Essen. Der Satellit treibt langsam über dem Erdball und kommt immer näher und näher. Man zuckt schon leicht zusammen, wenn die Antennenspitze bedrohlich nah kommt, um den Zuschauer fast aufzuspießen. „Kraftwerk 3D“ ist nicht nur wegen solcher visueller Effekte ein Ereignis. Vier Abende spielten die Elektropop-Legenden in der Essener Lichtburg, einem für diese Zwecke wahrlich fantastischen Theater. An diesem Donnerstag und Freitag (25. Und 26. November 2015) ist das Quartett mit ihrer Show zu Gast im Palladium in Köln zu Gast.
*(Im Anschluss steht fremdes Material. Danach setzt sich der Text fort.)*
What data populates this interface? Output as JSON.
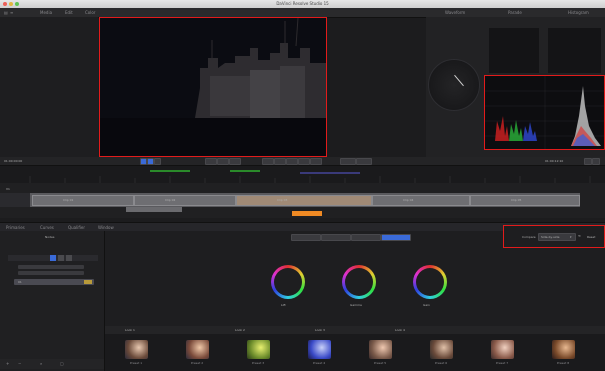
{
  "app": {
    "title": "DaVinci Resolve Studio 15"
  },
  "menubar": {
    "left": [
      "Media",
      "Edit",
      "Color"
    ],
    "right_tabs": [
      "Waveform",
      "Parade",
      "Histogram"
    ]
  },
  "viewer": {
    "timecode_left": "01:00:00:00",
    "timecode_right": "01:00:12:10"
  },
  "timeline": {
    "track_label": "V1",
    "clip_labels": [
      "Clip 01",
      "Clip 02",
      "Clip 03",
      "Clip 04",
      "Clip 05",
      "Clip 06"
    ]
  },
  "nodes": {
    "title": "Nodes",
    "node_label": "01"
  },
  "color_tabs": [
    "Primaries",
    "Curves",
    "Qualifier",
    "Window"
  ],
  "active_tab": "Window",
  "wheels": {
    "labels": [
      "Lift",
      "Gamma",
      "Gain"
    ]
  },
  "presets": {
    "dropdown_label": "Compare",
    "dropdown_value": "Side-by-side",
    "reset_label": "Reset",
    "header_labels": [
      "Look 1",
      "Look 2",
      "Look 3",
      "Look 4"
    ],
    "swatch_labels": [
      "Preset 1",
      "Preset 2",
      "Preset 3",
      "Preset 4",
      "Preset 5",
      "Preset 6",
      "Preset 7",
      "Preset 8"
    ]
  },
  "colors": {
    "accent": "#e21b1b",
    "panel": "#222224",
    "background": "#1c1c1e",
    "playhead": "#f08a24"
  }
}
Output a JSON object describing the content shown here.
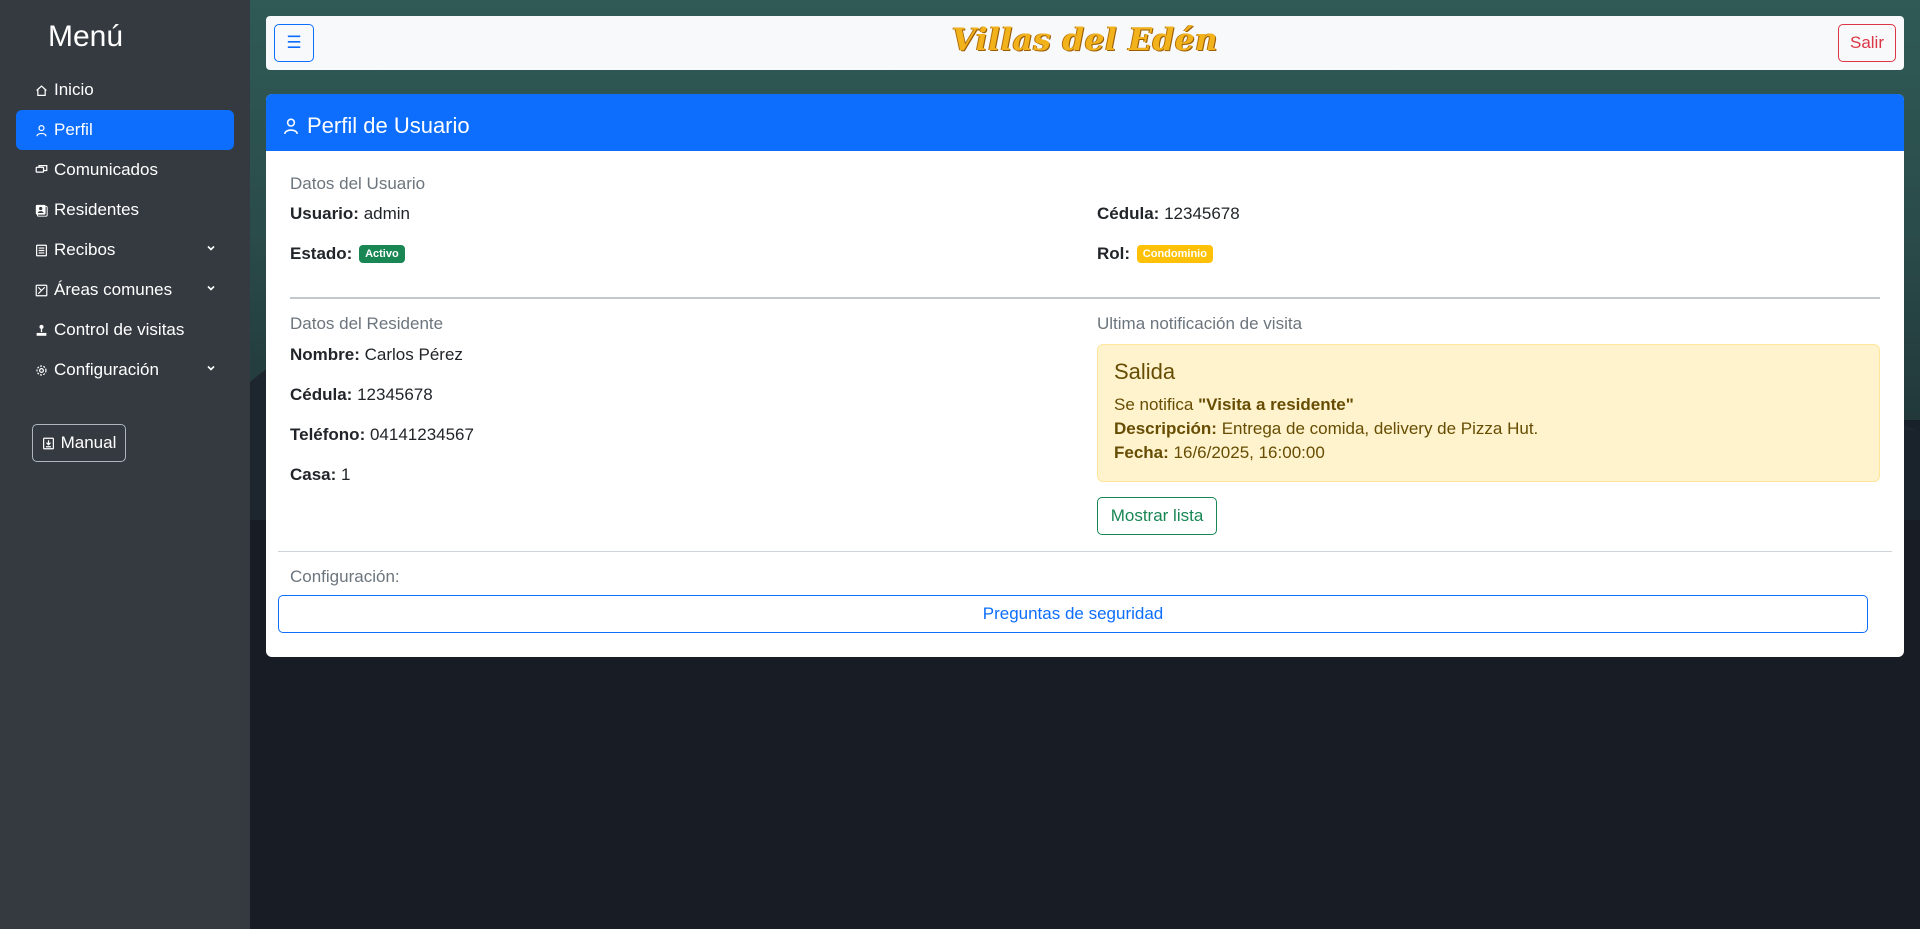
{
  "sidebar": {
    "title": "Menú",
    "items": [
      {
        "label": "Inicio",
        "icon": "home-icon"
      },
      {
        "label": "Perfil",
        "icon": "user-icon",
        "active": true
      },
      {
        "label": "Comunicados",
        "icon": "chat-icon"
      },
      {
        "label": "Residentes",
        "icon": "residents-icon"
      },
      {
        "label": "Recibos",
        "icon": "receipt-icon",
        "expandable": true
      },
      {
        "label": "Áreas comunes",
        "icon": "area-icon",
        "expandable": true
      },
      {
        "label": "Control de visitas",
        "icon": "joystick-icon"
      },
      {
        "label": "Configuración",
        "icon": "gear-icon",
        "expandable": true
      }
    ],
    "manual_label": "Manual"
  },
  "topbar": {
    "toggle_icon": "☰",
    "brand": "Villas del Edén",
    "logout_label": "Salir"
  },
  "card": {
    "title": "Perfil de Usuario",
    "user_section": {
      "title": "Datos del Usuario",
      "usuario_label": "Usuario:",
      "usuario_value": "admin",
      "cedula_label": "Cédula:",
      "cedula_value": "12345678",
      "estado_label": "Estado:",
      "estado_value": "Activo",
      "rol_label": "Rol:",
      "rol_value": "Condominio"
    },
    "resident_section": {
      "title": "Datos del Residente",
      "nombre_label": "Nombre:",
      "nombre_value": "Carlos Pérez",
      "cedula_label": "Cédula:",
      "cedula_value": "12345678",
      "telefono_label": "Teléfono:",
      "telefono_value": "04141234567",
      "casa_label": "Casa:",
      "casa_value": "1"
    },
    "notification": {
      "section_title": "Ultima notificación de visita",
      "title": "Salida",
      "notify_prefix": "Se notifica",
      "notify_value": "\"Visita a residente\"",
      "descripcion_label": "Descripción:",
      "descripcion_value": "Entrega de comida, delivery de Pizza Hut.",
      "fecha_label": "Fecha:",
      "fecha_value": "16/6/2025, 16:00:00",
      "show_list_label": "Mostrar lista"
    },
    "config": {
      "title": "Configuración:",
      "security_label": "Preguntas de seguridad"
    }
  },
  "colors": {
    "primary": "#0d6efd",
    "success": "#198754",
    "warning": "#ffc107",
    "danger": "#dc3545",
    "sidebar": "#343a40"
  }
}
Die Tickets sind natürlich längst ausverkauft.
Bevor sich der Vorhang öffnet, erklingt eine roboterhafte, schrill-metallene Stimme: „Ladies and Gentleman, heute Abend: die Mensch-Maschine.“ Was für eine Ästhetik des Kühlen! Vier exakt gleiche Pulte leuchten im Dunkeln wie grafische Figuren auf dem Bildschirm eines Konstrukteurs. Die Bässe und künstlichen Drums donnern aus den Lautsprechern. Die Melodien sind reduziert. Das einzig Menschliche ist das gelegentliche rhythmische Wippen der Beine des einen oder anderen Protagonisten auf der Bühne. Und huscht da vielleicht sowas wie ein zufriedenes Lächeln über das Gesicht des Mannes ganz links? Es kommt einem so vor, als würde Ralf Hütter eine Regung zeigen, als er das Thema von „Computerliebe“ spielt. Das Thema hat Coldplay bei ihrem Song „Talk“ benutzen dürfen.
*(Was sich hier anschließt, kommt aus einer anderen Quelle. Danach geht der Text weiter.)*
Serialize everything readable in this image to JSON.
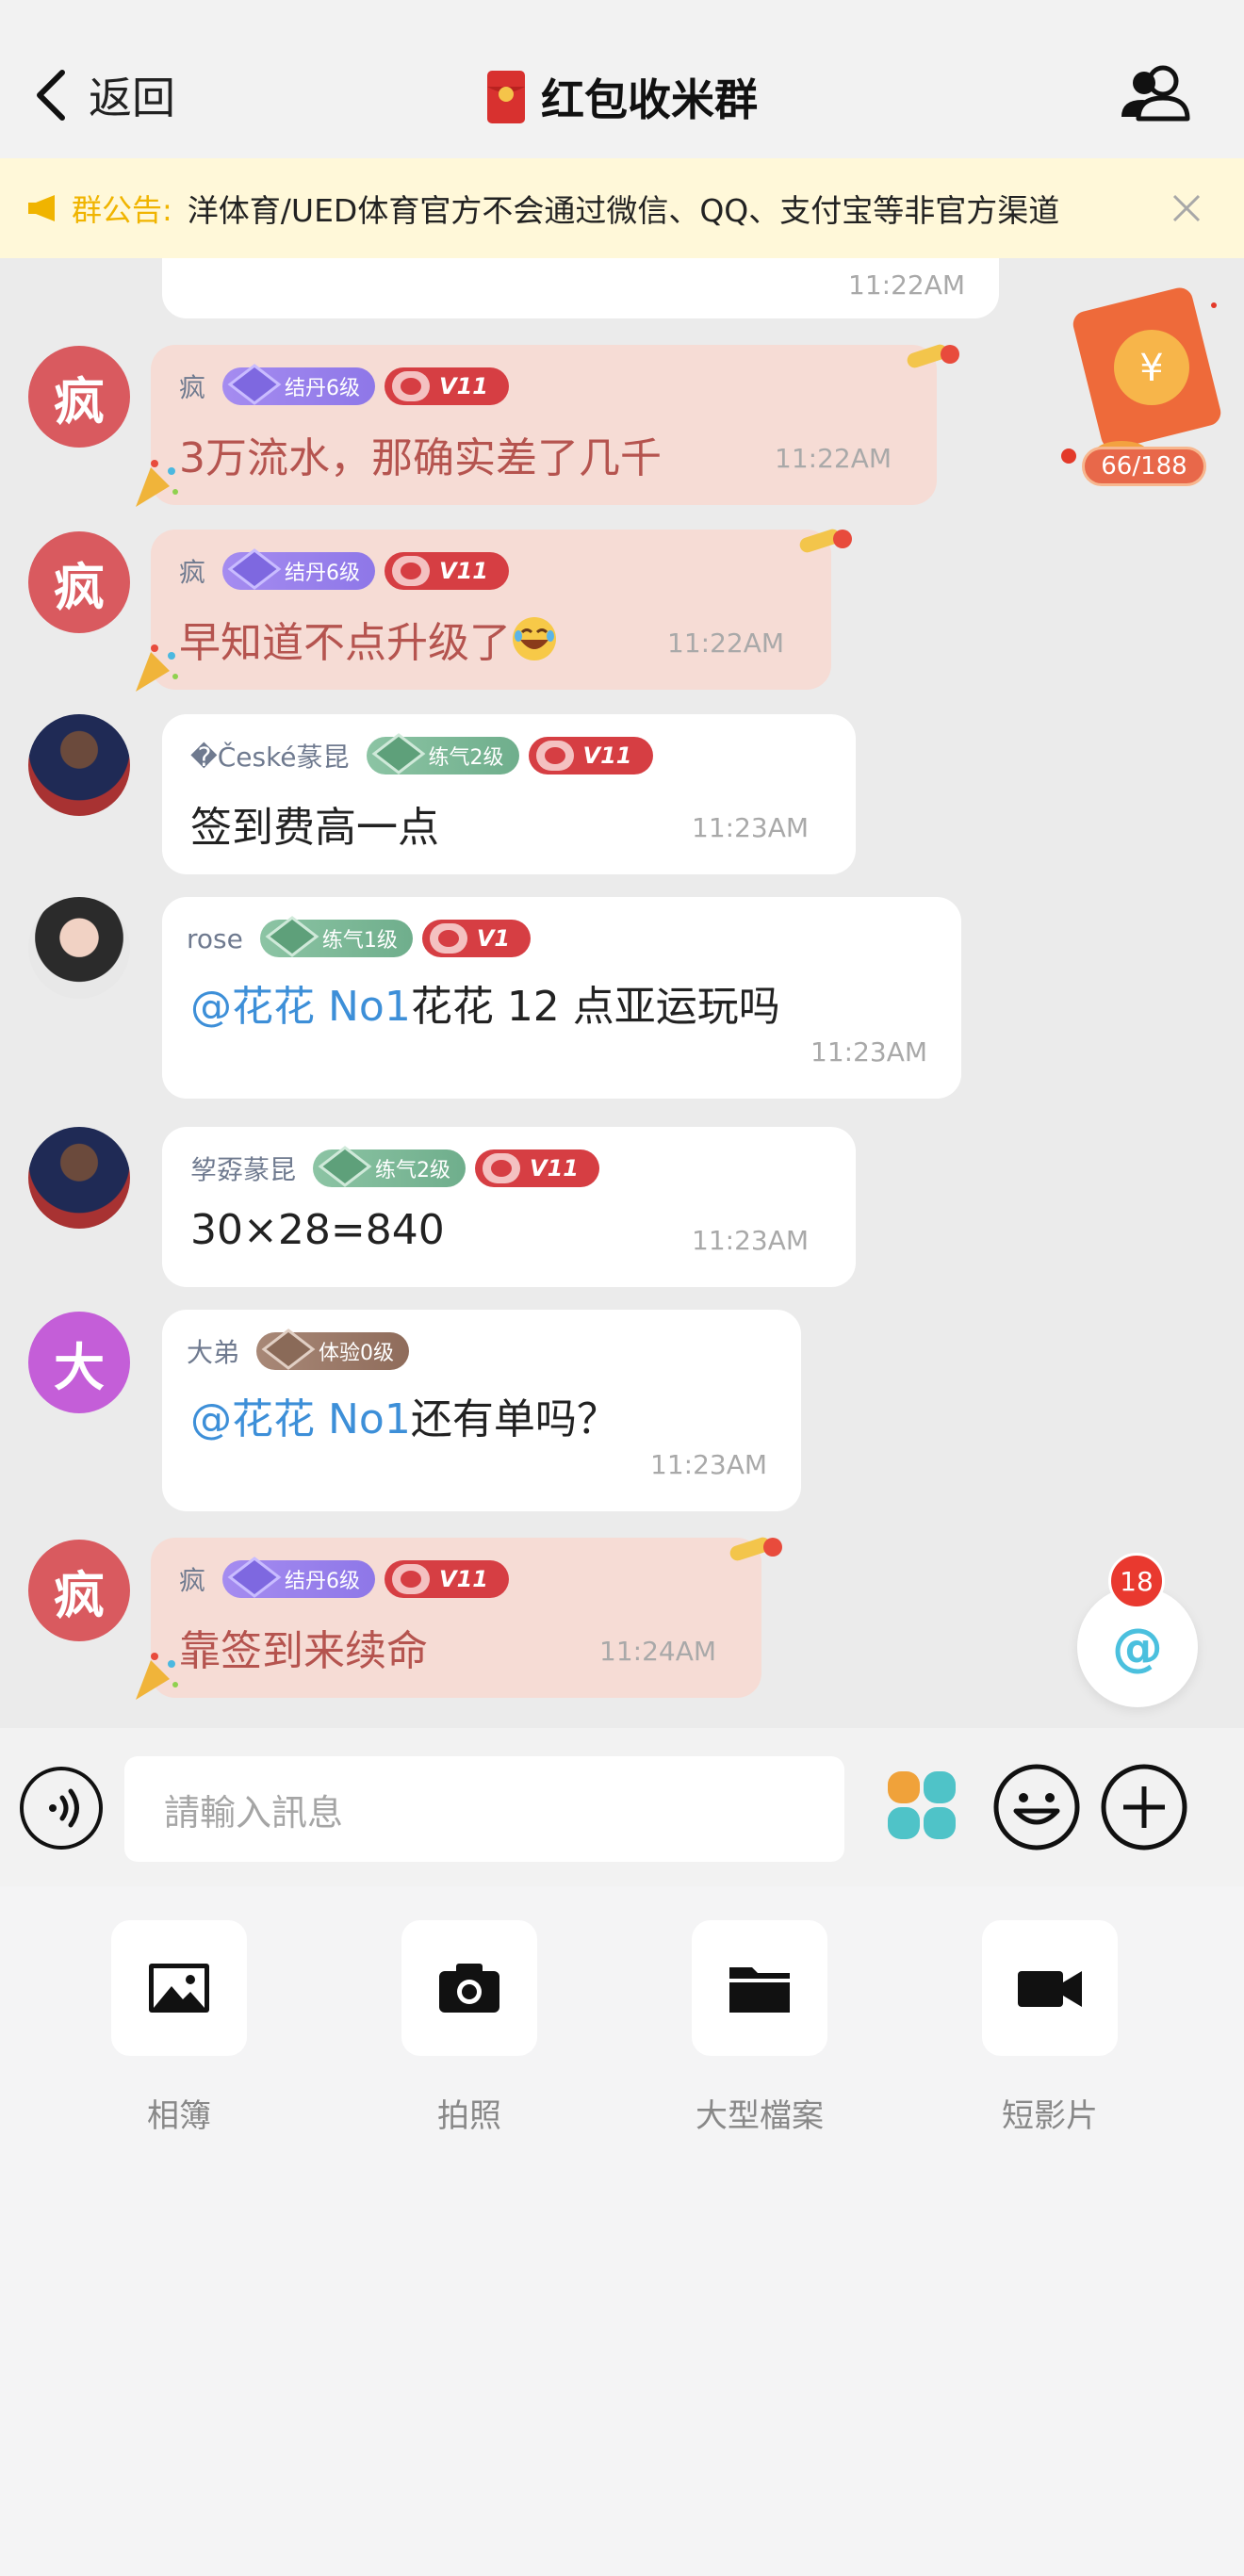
{
  "header": {
    "back_label": "返回",
    "title": "红包收米群"
  },
  "notice": {
    "label": "群公告:",
    "text": "洋体育/UED体育官方不会通过微信、QQ、支付宝等非官方渠道"
  },
  "red_packet": {
    "count": "66/188"
  },
  "messages": [
    {
      "time": "11:22AM"
    },
    {
      "sender": "疯",
      "avatar_text": "疯",
      "level": "结丹6级",
      "vip": "V11",
      "text": "3万流水，那确实差了几千",
      "time": "11:22AM"
    },
    {
      "sender": "疯",
      "avatar_text": "疯",
      "level": "结丹6级",
      "vip": "V11",
      "text": "早知道不点升级了",
      "time": "11:22AM"
    },
    {
      "sender": "�České蒃昆",
      "level": "练气2级",
      "vip": "V11",
      "text": "签到费高一点",
      "time": "11:23AM"
    },
    {
      "sender": "rose",
      "level": "练气1级",
      "vip": "V1",
      "mention": "@花花 No1",
      "text": "花花 12 点亚运玩吗",
      "time": "11:23AM"
    },
    {
      "sender": "孧孬蒃昆",
      "level": "练气2级",
      "vip": "V11",
      "text": "30×28=840",
      "time": "11:23AM"
    },
    {
      "sender": "大弟",
      "avatar_text": "大",
      "level": "体验0级",
      "mention": "@花花 No1",
      "text": "还有单吗？",
      "time": "11:23AM"
    },
    {
      "sender": "疯",
      "avatar_text": "疯",
      "level": "结丹6级",
      "vip": "V11",
      "text": "靠签到来续命",
      "time": "11:24AM"
    }
  ],
  "at_button": {
    "symbol": "@",
    "badge": "18"
  },
  "input": {
    "placeholder": "請輸入訊息"
  },
  "attachments": [
    {
      "label": "相簿",
      "icon": "photo-album-icon"
    },
    {
      "label": "拍照",
      "icon": "camera-icon"
    },
    {
      "label": "大型檔案",
      "icon": "folder-icon"
    },
    {
      "label": "短影片",
      "icon": "video-camera-icon"
    }
  ],
  "colors": {
    "notice_bg": "#fff8d9",
    "notice_label": "#f0b400",
    "pink_bubble": "#f6dcd5",
    "pink_text": "#b5544f",
    "mention": "#3d8fd8",
    "vip": "#d63e43"
  }
}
Ansonsten bleibt es konsequent bei der Kraftwerklinie des distanzierten Auftritts. Erst am Schluss tritt einer nach dem anderen ab, stellt sich kurz in den weißen Lichtkegel, winkt – und ist weg.
VW-Käfer mit dem Düsseldorfer Kennzeichen D-KW 70, was aufs Gründungsjahr hinweist, und Mercedes-Limousinen mit den klassischen Linien der Siebziger gleiten durch eine animierte deutsche Autobahnlandschaft. Diese „Wirtschaftswunder-Landschaft“ wirkt wie aus einem PR-Film. Sehr flach, sehr glatt. Makellose Linien und Farbfelder rauschen über die Leinwand. Die vier Männer in den engen schwarzen Neoprenanzügen mit dem Gitterlinienmuster wirken nicht mehr ganz jung. Ihr Gebaren vor den geometrisch leuchtenden Pulten hat etwas von inhumanen Technokraten. Die Bässe und synthetischen Sounds hüllen den Raum ein, so wie die Bilder, die mit den 3D-Brillen vieldimensional von der Bühne kippen. Und aus den Lautsprechern klingt die minimalistische, aber allen bekannte Zeile: „Wir fahrn, fahrn, fahrn auf der Autobahn.“
Anfang des Jahres hatten sich die vier „Audio- und Video-Operatoren“, wie sie sich selbst bezeichnen, schon an ausgewählte Orte, vornehmlich Museen dieser Welt begeben, um, etwa in der Neuen Nationalgalerie in Berlin, an acht Abenden jeweils acht Alben zu spielen. Diesmal ist es eher eine Best of-Präsentation – von mehr als zwei Stunden.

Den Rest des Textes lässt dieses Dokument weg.